TLDR
- NIO posted Q1 2025 adjusted net loss of $873.6 million, 28% wider than previous year, missing analyst expectations
- Revenue grew 22% to $1.67 billion but fell short of forecasts by $56.14 million for seventh miss in ten quarters
- Vehicle deliveries jumped 40% to 42,094 units in Q1, with Q2 deliveries projected to grow 25.5% to 30.7%
- Cash and investments dropped from $5.7 billion to $3.6 billion during the quarter, raising balance sheet concerns
- Wall Street maintains Hold rating with $4.74 average price target, implying 26% upside despite execution challenges
NIO shares tumbled Tuesday after the Chinese electric vehicle maker delivered another disappointing quarterly report. The company posted an adjusted net loss of $873.6 million for Q1 2025, marking a 28% increase from the same period last year.

Revenue climbed 22% year-over-year to $1.67 billion. However, this figure missed analyst expectations by $56.14 million.

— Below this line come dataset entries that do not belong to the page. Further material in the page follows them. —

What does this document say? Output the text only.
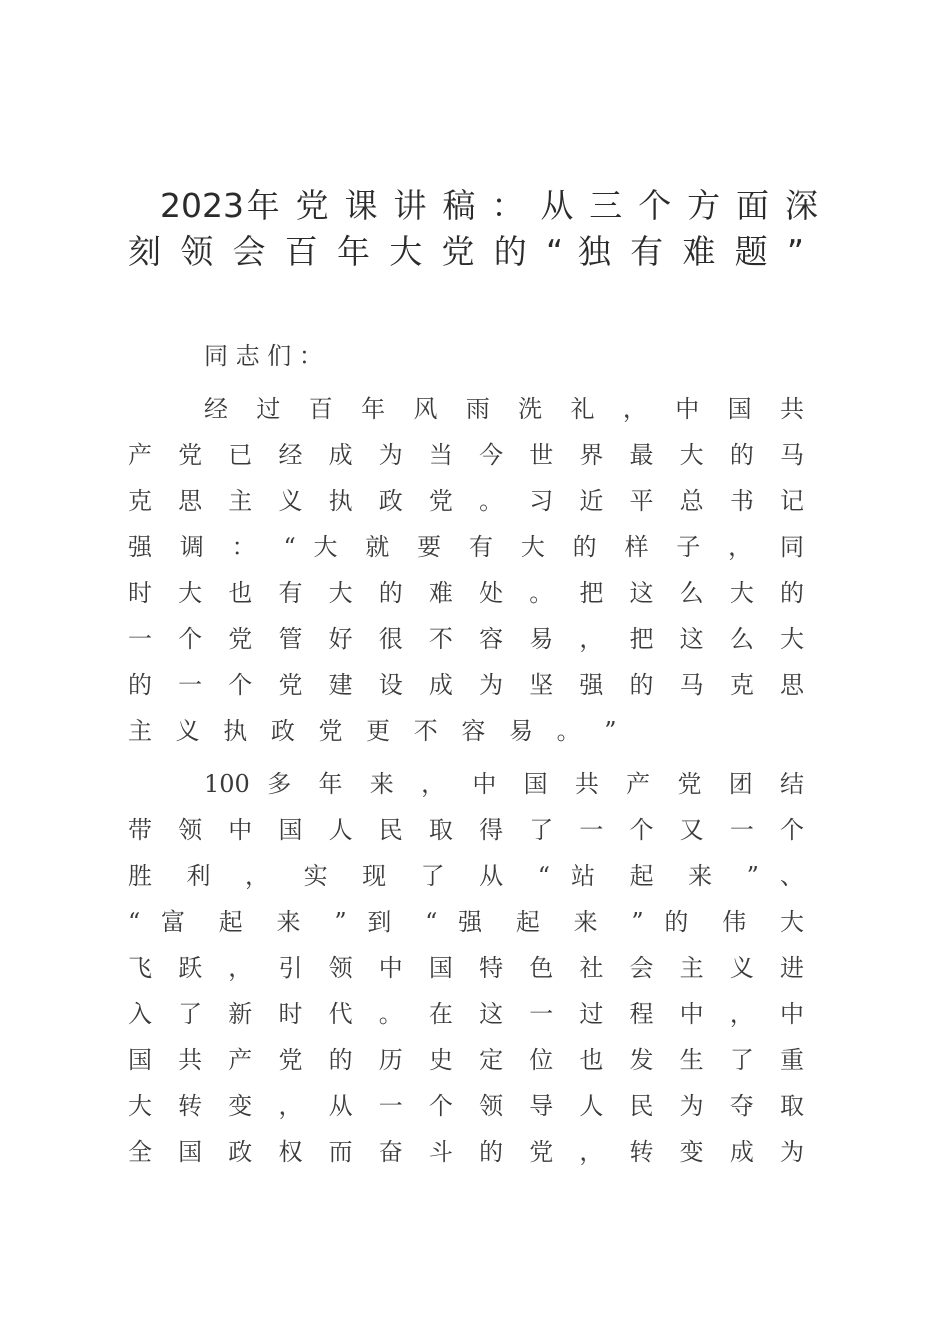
2023年 党 课 讲 稿 ： 从 三 个 方 面 深
刻 领 会 百 年 大 党 的 “ 独 有 难 题 ”
同 志 们 ：
经 过 百 年 风 雨 洗 礼 ， 中 国 共
产 党 已 经 成 为 当 今 世 界 最 大 的 马
克 思 主 义 执 政 党 。 习 近 平 总 书 记
强 调 ： “ 大 就 要 有 大 的 样 子 ， 同
时 大 也 有 大 的 难 处 。 把 这 么 大 的
一 个 党 管 好 很 不 容 易 ， 把 这 么 大
的 一 个 党 建 设 成 为 坚 强 的 马 克 思
主 义 执 政 党 更 不 容 易 。 ”
100 多 年 来 ， 中 国 共 产 党 团 结
带 领 中 国 人 民 取 得 了 一 个 又 一 个
胜 利 ， 实 现 了 从 “ 站 起 来 ” 、
“ 富 起 来 ” 到 “ 强 起 来 ” 的 伟 大
飞 跃 ， 引 领 中 国 特 色 社 会 主 义 进
入 了 新 时 代 。 在 这 一 过 程 中 ， 中
国 共 产 党 的 历 史 定 位 也 发 生 了 重
大 转 变 ， 从 一 个 领 导 人 民 为 夺 取
全 国 政 权 而 奋 斗 的 党 ， 转 变 成 为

This marks the seventh revenue miss in the past ten quarters for NIO.
The earnings per share came in at -$0.42, falling $0.05 below forecasts. Operating losses also expanded, rising 19% compared to the previous year. NIO has not reported a profitable quarter since its founding in 2014.

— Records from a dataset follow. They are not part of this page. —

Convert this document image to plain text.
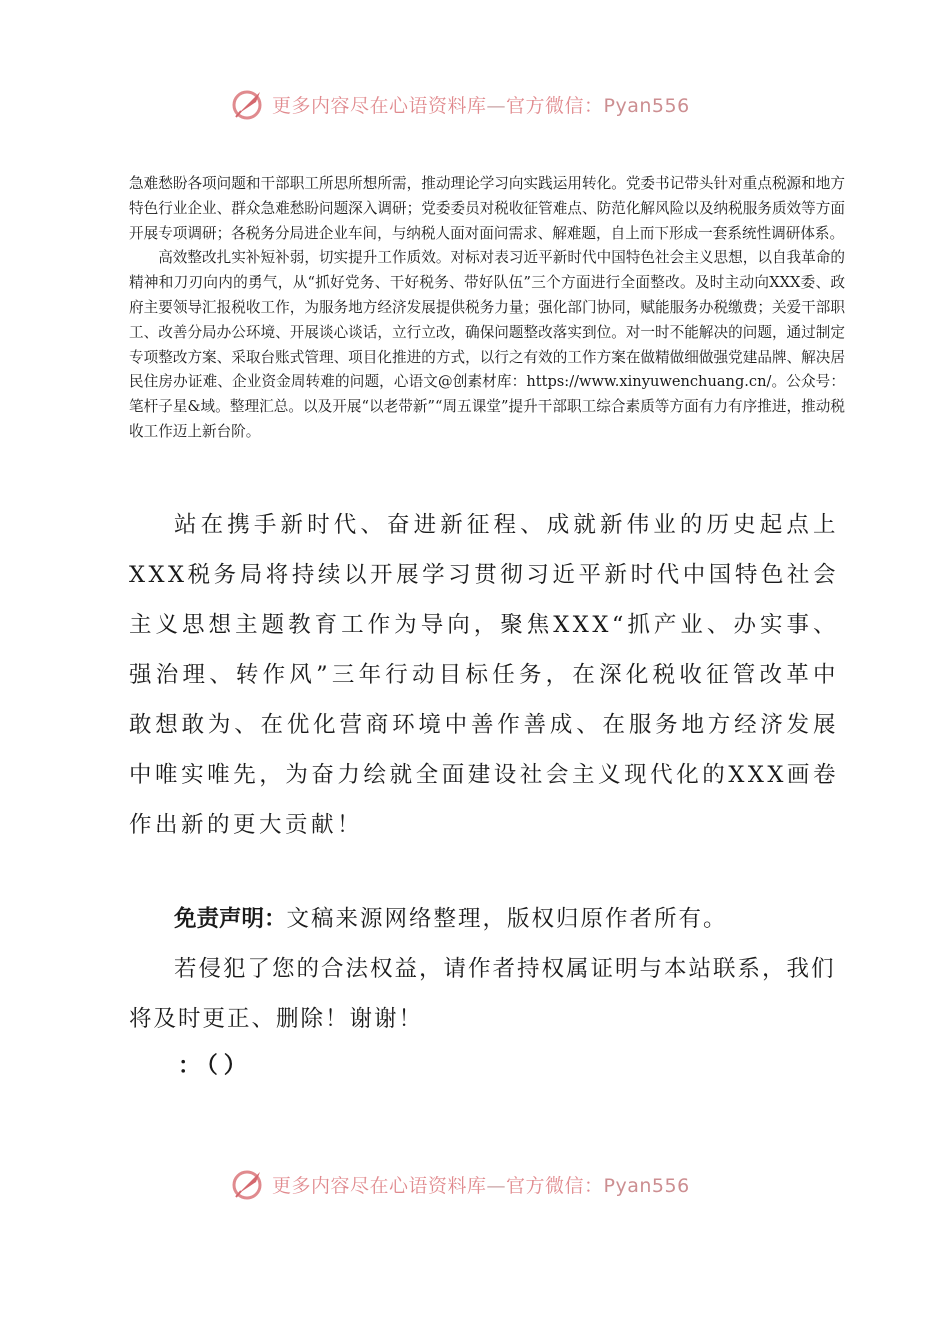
更多内容尽在心语资料库—官方微信：Pyan556

急难愁盼各项问题和干部职工所思所想所需，推动理论学习向实践运用转化。党委书记带头针对重点税源和地方特色行业企业、群众急难愁盼问题深入调研；党委委员对税收征管难点、防范化解风险以及纳税服务质效等方面开展专项调研；各税务分局进企业车间，与纳税人面对面问需求、解难题，自上而下形成一套系统性调研体系。

高效整改扎实补短补弱，切实提升工作质效。对标对表习近平新时代中国特色社会主义思想，以自我革命的精神和刀刃向内的勇气，从“抓好党务、干好税务、带好队伍”三个方面进行全面整改。及时主动向XXX委、政府主要领导汇报税收工作，为服务地方经济发展提供税务力量；强化部门协同，赋能服务办税缴费；关爱干部职工、改善分局办公环境、开展谈心谈话，立行立改，确保问题整改落实到位。对一时不能解决的问题，通过制定专项整改方案、采取台账式管理、项目化推进的方式，以行之有效的工作方案在做精做细做强党建品牌、解决居民住房办证难、企业资金周转难的问题，心语文@创素材库：https://www.xinyuwenchuang.cn/。公众号：笔杆子星&域。整理汇总。以及开展“以老带新”“周五课堂”提升干部职工综合素质等方面有力有序推进，推动税收工作迈上新台阶。

站在携手新时代、奋进新征程、成就新伟业的历史起点上XXX税务局将持续以开展学习贯彻习近平新时代中国特色社会主义思想主题教育工作为导向，聚焦XXX“抓产业、办实事、强治理、转作风”三年行动目标任务，在深化税收征管改革中敢想敢为、在优化营商环境中善作善成、在服务地方经济发展中唯实唯先，为奋力绘就全面建设社会主义现代化的XXX画卷作出新的更大贡献！

免责声明：文稿来源网络整理，版权归原作者所有。

若侵犯了您的合法权益，请作者持权属证明与本站联系，我们将及时更正、删除！谢谢！

：（）
更多内容尽在心语资料库—官方微信：Pyan556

Despite the financial struggles, NIO showed strength in vehicle deliveries. The company delivered 42,094 vehicles in Q1 2025, representing a 40% increase from the same period last year. This delivery growth provides some optimism for the struggling automaker.
Looking ahead, NIO projects Q2 deliveries to rise between 25.5% and 30.7% year-over-year. Part of this expected growth stems from the company’s newly launched economy ONVO brand. However, the ONVO ramp has performed worse than expected according to industry observers.

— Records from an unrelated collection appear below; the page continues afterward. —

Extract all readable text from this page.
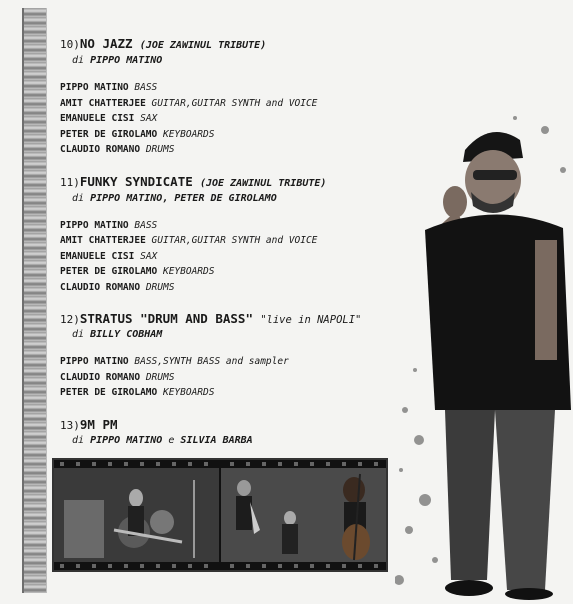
10)NO JAZZ (JOE ZAWINUL TRIBUTE)
di PIPPO MATINO
PIPPO MATINO BASS
AMIT CHATTERJEE GUITAR,GUITAR SYNTH and VOICE
EMANUELE CISI SAX
PETER DE GIROLAMO KEYBOARDS
CLAUDIO ROMANO DRUMS
11)FUNKY SYNDICATE (JOE ZAWINUL TRIBUTE)
di PIPPO MATINO, PETER DE GIROLAMO
PIPPO MATINO BASS
AMIT CHATTERJEE GUITAR,GUITAR SYNTH and VOICE
EMANUELE CISI SAX
PETER DE GIROLAMO KEYBOARDS
CLAUDIO ROMANO DRUMS
12)STRATUS "DRUM AND BASS" "live in NAPOLI"
di BILLY COBHAM
PIPPO MATINO BASS,SYNTH BASS and sampler
CLAUDIO ROMANO DRUMS
PETER DE GIROLAMO KEYBOARDS
13)9M PM
di PIPPO MATINO e SILVIA BARBA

Li Bin on Q1 2025 earnings call plants flags for NIO and ONVO monthly delivery targets by Q4:
NIO: 25,000
ONVO: 25,000
👀$NIO pic.twitter.com/fAiCnpH7Fy— Lei 𝕏ing邢磊 (@leixing77) June 3, 2025
Cost Control Measures Taking Shape
Chief Financial Officer Stanley Yu addressed the company’s financial challenges during the earnings call. He outlined several cost control measures implemented since the first quarter. These include organizational restructuring and improvements across multiple business areas.
The improvements span the supply chain, research and development, sales, and service operations. Yu stated the company aims to achieve structural cost improvements starting in the second quarter. These measures represent NIO’s attempt to control its expanding losses.
Balance Sheet Concerns Mount
Investor Bill Maurer, who follows NIO closely, expressed cautious optimism about the company’s prospects. He acknowledged that NIO has a solid growth story ahead but emphasized the need for better execution. Maurer pointed out that while Q2 delivery outlook shows growth, it’s not exceptional given the addition of new sub-brands.
The investor highlighted concerns about NIO’s weakening balance sheet. Cash and investments fell from $5.7 billion to $3.6 billion during the past quarter. This decline raises questions about the company’s financial stability.
Maurer suggested that more value-diluting capital raises could be on the horizon. The balance sheet weakness combined with continued misses of growth targets has made him skeptical about the company’s near-term prospects. He maintains a Hold rating on NIO shares.

Wall Street analysts share similar sentiment about NIO’s performance. The stock carries a consensus Hold rating based on 2 Buy, 7 Hold, and 1 Sell recommendations. The 12-month average price target stands at $4.74, implying 26% upside from current levels.
NIO shares dropped nearly 4% in early trading following the earnings announcement. The stock has declined 23% year-to-date in 2025. Revenue guidance for the current quarter came in below expectations, raising concerns when analysts had already been lowering their forecasts.
The company’s margins are not improving fast enough to limit large losses, according to Maurer. This presents ongoing challenges for NIO as it competes in a market dominated by Tesla and BYD.